Ambassador Khiari acknowledged and welcomed the positive impact on Tunisia’s economic development of sustained U.S. Government engagement with Tunisia since the 2010-11 revolution, including through Tunisian participation in the U.S. Generalized System of Preferences (GSP) program and Tunisian receipt of U.S. technical assistance through a number of programs. Technical assistance has included support provided by the Commerce Department’s Commercial Law Development Program (CLDP), which has focused on multiple areas, including franchising, public procurement, technology transfer and reform of Tunisia‘s foreign investment framework, and most recently by the Millennium Challenge Corporation, which is in the process of developing its first Compact for Tunisia.
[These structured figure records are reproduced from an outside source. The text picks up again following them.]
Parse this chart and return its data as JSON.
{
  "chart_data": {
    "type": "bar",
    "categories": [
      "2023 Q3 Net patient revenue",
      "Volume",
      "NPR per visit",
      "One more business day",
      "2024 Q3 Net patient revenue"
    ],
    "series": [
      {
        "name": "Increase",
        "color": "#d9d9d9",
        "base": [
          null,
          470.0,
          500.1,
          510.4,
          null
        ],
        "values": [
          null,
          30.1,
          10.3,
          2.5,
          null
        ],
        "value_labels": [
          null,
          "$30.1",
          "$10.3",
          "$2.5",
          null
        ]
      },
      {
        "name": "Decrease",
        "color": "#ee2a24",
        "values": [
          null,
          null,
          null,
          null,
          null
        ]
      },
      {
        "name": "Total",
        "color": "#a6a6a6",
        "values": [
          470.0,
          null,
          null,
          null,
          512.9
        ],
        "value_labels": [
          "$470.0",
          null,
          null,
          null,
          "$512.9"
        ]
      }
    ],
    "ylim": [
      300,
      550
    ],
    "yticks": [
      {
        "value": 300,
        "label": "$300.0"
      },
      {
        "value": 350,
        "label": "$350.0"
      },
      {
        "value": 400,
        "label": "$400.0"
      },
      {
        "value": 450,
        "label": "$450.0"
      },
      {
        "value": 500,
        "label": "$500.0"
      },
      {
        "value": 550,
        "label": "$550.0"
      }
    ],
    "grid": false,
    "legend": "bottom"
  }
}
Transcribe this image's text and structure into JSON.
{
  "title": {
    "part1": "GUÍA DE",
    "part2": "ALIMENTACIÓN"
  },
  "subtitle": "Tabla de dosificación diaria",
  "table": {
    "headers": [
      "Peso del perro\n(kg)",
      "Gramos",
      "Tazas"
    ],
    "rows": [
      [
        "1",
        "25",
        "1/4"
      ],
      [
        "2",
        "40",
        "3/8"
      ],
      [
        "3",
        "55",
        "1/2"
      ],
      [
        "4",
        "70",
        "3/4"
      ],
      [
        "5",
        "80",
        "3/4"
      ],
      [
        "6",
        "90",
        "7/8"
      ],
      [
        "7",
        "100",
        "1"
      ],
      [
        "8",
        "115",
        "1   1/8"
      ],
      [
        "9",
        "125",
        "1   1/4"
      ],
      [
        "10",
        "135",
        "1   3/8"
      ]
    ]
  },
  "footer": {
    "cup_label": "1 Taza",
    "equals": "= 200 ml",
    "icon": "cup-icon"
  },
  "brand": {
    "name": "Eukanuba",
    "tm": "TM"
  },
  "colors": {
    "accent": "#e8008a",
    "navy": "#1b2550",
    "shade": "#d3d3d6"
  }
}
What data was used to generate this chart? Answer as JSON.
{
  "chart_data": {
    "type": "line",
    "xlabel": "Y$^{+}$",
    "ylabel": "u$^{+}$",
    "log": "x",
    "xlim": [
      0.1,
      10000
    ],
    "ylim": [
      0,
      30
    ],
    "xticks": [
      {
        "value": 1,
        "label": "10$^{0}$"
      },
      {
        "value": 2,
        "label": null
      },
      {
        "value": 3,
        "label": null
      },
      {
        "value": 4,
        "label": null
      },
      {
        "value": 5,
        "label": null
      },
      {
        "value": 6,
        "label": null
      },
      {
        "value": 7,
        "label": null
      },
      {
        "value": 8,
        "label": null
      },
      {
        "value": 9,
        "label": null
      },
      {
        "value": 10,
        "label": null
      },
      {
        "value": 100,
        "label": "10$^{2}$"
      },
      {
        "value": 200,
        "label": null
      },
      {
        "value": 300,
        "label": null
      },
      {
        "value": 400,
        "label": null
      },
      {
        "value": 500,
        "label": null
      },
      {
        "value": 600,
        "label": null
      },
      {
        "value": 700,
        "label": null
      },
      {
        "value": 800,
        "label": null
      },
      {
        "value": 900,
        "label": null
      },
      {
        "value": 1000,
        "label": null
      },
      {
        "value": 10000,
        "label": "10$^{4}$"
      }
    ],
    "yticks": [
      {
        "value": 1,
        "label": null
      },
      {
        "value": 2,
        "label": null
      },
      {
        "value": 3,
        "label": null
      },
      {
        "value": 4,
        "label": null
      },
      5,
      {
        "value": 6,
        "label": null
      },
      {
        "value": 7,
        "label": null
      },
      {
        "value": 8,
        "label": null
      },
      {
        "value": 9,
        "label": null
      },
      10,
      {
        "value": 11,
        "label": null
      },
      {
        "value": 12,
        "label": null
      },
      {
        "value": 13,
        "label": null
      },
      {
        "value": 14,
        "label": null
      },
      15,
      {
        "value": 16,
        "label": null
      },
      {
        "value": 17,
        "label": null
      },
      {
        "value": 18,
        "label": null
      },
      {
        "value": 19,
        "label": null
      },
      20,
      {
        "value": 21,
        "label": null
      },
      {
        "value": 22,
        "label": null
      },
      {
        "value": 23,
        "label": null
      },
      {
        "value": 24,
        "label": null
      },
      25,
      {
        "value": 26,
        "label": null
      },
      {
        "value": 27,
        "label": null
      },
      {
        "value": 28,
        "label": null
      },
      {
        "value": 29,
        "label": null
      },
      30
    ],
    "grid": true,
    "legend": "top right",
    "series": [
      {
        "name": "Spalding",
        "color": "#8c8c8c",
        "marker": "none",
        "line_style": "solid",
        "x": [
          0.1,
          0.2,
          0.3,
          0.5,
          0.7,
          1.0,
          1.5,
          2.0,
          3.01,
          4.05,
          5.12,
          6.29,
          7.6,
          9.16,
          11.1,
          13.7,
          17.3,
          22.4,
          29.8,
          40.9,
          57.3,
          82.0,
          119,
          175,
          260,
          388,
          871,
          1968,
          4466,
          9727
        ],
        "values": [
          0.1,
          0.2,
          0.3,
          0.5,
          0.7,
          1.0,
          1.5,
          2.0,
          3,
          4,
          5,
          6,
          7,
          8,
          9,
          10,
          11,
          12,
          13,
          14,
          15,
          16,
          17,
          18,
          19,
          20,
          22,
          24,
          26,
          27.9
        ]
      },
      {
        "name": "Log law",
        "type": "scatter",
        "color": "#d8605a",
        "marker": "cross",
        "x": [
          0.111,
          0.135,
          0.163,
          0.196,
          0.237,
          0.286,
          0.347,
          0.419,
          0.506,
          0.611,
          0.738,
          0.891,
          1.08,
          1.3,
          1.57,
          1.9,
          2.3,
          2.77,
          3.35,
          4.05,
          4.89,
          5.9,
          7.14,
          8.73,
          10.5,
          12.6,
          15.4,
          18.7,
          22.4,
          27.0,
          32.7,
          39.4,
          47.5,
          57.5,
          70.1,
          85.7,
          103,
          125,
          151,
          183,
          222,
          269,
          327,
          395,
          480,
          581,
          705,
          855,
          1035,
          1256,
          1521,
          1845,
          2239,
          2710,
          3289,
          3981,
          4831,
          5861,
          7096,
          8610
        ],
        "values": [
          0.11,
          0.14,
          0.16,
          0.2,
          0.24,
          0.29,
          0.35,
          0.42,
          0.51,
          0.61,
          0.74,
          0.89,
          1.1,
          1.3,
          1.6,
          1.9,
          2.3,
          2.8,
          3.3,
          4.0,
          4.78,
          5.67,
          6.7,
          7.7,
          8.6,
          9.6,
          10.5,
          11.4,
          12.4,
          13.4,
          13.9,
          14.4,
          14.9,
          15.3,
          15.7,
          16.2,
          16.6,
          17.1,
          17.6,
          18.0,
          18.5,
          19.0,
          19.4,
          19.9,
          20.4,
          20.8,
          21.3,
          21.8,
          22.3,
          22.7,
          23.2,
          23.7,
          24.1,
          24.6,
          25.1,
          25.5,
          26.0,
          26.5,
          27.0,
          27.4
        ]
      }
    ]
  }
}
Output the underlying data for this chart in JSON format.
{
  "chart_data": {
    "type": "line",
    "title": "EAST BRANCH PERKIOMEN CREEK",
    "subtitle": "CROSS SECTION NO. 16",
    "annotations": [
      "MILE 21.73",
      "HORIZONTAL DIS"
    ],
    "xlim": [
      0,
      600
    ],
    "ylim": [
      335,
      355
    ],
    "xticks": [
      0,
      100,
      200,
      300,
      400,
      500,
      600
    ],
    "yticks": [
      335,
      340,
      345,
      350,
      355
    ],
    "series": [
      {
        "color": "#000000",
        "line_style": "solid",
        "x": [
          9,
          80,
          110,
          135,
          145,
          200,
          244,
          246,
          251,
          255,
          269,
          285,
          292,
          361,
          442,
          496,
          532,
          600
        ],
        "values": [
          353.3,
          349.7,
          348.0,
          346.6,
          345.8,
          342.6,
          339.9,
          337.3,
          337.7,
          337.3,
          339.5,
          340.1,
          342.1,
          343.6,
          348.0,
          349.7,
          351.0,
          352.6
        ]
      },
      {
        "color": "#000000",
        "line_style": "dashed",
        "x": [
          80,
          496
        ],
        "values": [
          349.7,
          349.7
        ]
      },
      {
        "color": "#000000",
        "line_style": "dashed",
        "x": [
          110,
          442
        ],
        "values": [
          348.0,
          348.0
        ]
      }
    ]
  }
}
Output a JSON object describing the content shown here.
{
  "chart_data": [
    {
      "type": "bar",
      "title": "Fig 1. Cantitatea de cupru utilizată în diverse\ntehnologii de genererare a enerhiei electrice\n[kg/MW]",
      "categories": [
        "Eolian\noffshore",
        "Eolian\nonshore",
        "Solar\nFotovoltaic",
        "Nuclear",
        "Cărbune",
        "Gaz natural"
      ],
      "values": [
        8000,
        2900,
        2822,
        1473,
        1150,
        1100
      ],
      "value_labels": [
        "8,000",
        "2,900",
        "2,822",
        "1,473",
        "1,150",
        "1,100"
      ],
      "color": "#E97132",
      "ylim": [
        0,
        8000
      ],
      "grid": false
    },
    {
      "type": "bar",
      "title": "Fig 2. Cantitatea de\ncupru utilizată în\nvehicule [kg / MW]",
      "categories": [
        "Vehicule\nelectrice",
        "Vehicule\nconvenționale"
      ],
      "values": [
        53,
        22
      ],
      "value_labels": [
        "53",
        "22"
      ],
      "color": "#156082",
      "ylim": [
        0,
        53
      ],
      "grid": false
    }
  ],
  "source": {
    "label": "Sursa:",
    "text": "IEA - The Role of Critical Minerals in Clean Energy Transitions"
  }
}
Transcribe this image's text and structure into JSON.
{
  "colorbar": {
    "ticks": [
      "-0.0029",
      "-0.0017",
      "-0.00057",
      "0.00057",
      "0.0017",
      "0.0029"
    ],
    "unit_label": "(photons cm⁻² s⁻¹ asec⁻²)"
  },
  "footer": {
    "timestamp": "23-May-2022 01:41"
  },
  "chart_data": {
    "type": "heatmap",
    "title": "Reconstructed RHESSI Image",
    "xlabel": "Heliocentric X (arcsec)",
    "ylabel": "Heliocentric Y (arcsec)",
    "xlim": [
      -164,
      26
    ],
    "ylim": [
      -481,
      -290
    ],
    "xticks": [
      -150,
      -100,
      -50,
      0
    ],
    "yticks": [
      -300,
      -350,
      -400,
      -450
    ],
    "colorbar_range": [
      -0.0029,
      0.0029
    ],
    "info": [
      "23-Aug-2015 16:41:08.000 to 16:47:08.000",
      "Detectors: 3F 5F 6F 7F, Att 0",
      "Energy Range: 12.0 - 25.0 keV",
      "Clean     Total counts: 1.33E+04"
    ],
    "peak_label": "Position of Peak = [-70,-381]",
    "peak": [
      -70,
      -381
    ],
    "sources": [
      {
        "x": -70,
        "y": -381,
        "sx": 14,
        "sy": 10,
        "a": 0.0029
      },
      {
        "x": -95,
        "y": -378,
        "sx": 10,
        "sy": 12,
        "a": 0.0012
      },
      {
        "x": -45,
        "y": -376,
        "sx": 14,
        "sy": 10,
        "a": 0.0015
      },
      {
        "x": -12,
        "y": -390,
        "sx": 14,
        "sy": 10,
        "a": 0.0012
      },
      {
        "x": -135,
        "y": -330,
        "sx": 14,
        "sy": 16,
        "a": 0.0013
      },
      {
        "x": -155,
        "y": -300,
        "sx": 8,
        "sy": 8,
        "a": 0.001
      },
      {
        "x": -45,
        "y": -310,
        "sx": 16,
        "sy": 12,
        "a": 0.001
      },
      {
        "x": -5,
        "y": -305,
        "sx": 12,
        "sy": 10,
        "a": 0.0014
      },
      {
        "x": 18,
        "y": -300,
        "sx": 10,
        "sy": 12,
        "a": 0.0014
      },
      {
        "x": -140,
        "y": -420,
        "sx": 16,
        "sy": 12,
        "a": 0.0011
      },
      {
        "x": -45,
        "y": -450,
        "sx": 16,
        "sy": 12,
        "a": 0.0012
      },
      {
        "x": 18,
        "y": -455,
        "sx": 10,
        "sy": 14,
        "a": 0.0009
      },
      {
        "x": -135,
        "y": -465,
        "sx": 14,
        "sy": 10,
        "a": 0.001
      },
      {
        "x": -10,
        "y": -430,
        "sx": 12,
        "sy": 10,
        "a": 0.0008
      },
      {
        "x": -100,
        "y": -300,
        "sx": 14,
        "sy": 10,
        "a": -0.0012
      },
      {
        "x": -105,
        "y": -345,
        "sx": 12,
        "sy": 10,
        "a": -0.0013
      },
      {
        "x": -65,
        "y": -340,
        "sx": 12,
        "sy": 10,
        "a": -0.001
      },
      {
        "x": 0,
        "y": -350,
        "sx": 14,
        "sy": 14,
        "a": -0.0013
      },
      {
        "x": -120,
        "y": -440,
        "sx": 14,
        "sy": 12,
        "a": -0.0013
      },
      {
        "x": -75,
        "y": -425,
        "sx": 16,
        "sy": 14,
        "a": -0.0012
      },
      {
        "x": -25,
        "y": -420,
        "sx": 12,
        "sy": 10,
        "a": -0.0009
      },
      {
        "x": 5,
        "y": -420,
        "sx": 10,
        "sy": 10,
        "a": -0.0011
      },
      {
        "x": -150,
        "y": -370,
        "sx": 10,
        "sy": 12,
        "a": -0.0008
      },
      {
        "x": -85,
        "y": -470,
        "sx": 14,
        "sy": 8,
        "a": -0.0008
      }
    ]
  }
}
Assistant U.S. Trade Representative Mullaney also congratulated the Tunisian government on the considerable progress it has made on its economic reform program since the last Council meeting in 2017 – including in particular steps the Tunisian side has taken to implement the 2017 investment law -- which should make Tunisia an even more attractive trading partner for U.S. businesses. Ambassador Khiari highlighted the recognition Tunisia has received in the most recent World Bank Doing Business Report, which confirmed that the country had advanced significantly in the report’s country ranking of best places to do business.
The two delegations agreed to follow up discussions in the Council meeting with more focused consultations among experts in the various issue areas. The next meeting of the Council is envisioned for 2020 in Tunis.